Desistí de ese empeño y porfiadamente intenté cruzar frente a las canchas de tenis para subir zigzagueando hasta "la rodillla de Dios". Allí donde se
erguía un mástil de fierro; el mismo que veía desde las ventanas del living o de la cocina de mi casa.
¡¡¡ Que linda era mi casa, y sigue
siéndolo!!!. Yo en verdad jamás me he ido de ella.
Volviendo a lo de mi periplo por la quebrada, volví a caerme pero esta vez, de
poto al río. La vuelta tendría que ser más larga, para estilarme un poquito.

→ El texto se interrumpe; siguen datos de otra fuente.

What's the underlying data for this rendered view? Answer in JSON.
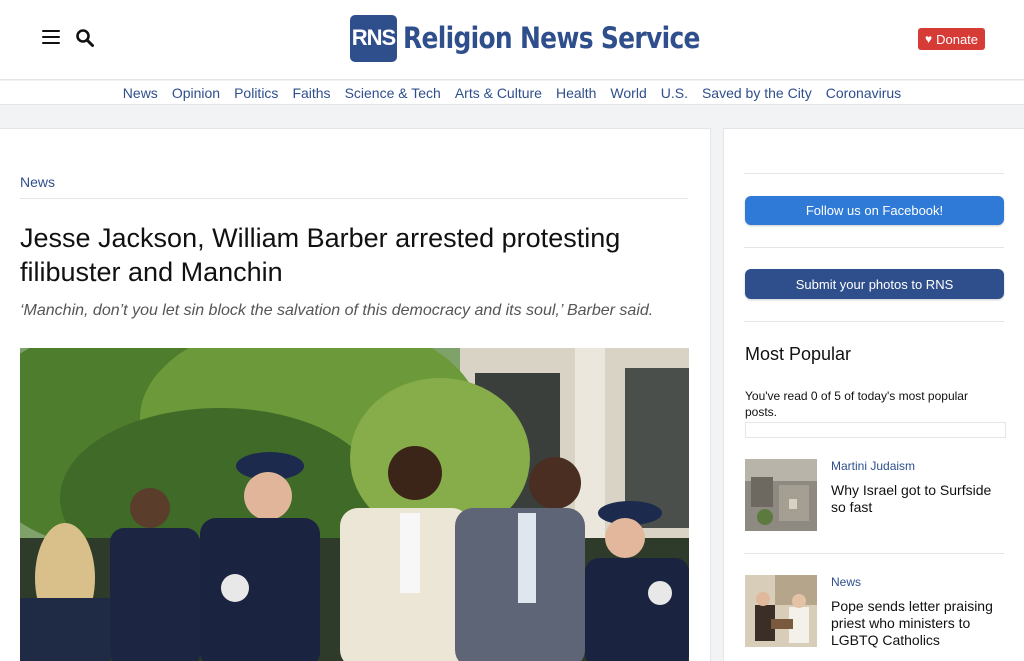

Entonces caminé distraídamente por el camino. Tiré mil piedras, Conversé conmigo. Grité unas cuantas veces. Me senté frente a la "bocatoma". Fluía
agua oxidada color cobre. Estaba fría. Miré las alturas. Que otra cosa se podía sino apreciar allí. Miré al campamento y después de un rato las emprendí hacia la bodega de talleres que había frente al "Elefante Blanco". Llegué allí y me dirijí hacia aquel edificio donde por cuestión de acústica todo se hacía eco. Era un eco agudo que se repetía tantas ves que hoy imagino que nadie podría haber pololeado por esos lados tranquilo, o tal vez, si lo hacía, debe haberse deleitado con la repetición de sus besos y de las musitaciones de promesas, que hoy en el viento se han dormido. Yo para entonces sólo sabía de ensoñaciones y de piedrazos...aunque mi corazón ya latía insinuantemente por una niña a la que desde entonces guardo en mi corazón de niño.
El pantalón estaba seco. La honda estaba exhausta. Era tiempo de volver a tomar las once. Pantalón seco, cuajado de barro y de lirismo infantil,
desmedido y ancho como las rocas, el cielo, las montañas y del niño que era, y que aún mantego vivo. Subí a la bodega de talleres y caminé por un pasillo estrecho bordeado por una baranda que surcaba frente a aquel edificio.
Había transitado tantas veces por allí. A paso lento y corriendo algún tramo para detenerme a coger otra piedra. Una calcopirita de esas para hacer chispas...
Al llegar al otro lado entre la casa de los Martínez y la de los Nieto, comencé a subir la escala. Allí frente a la casa nº1, de color amarillo zapallo,
había un espacio de nadie donde para mi sorpresa, crecían unas floraciones espontáneas o silvestres. Altas y de color lila. Estaba lleno de langostas.
Debí quedarme contemplando un buen rato. Me metí en medio y corté un ramito para llevarle a mi mámá. Me sentí contento con ese gesto que nacía espontáneamente desde mi corazón. Era un manojo de Alfalfa.
El mismo que hoy les brindo a todas Uds. niñas y mujeres sewellinas para decirles que las amo y les tengo ese cariño de entonces, que pervive en mi alma cuajado de esperanza y de lirismo.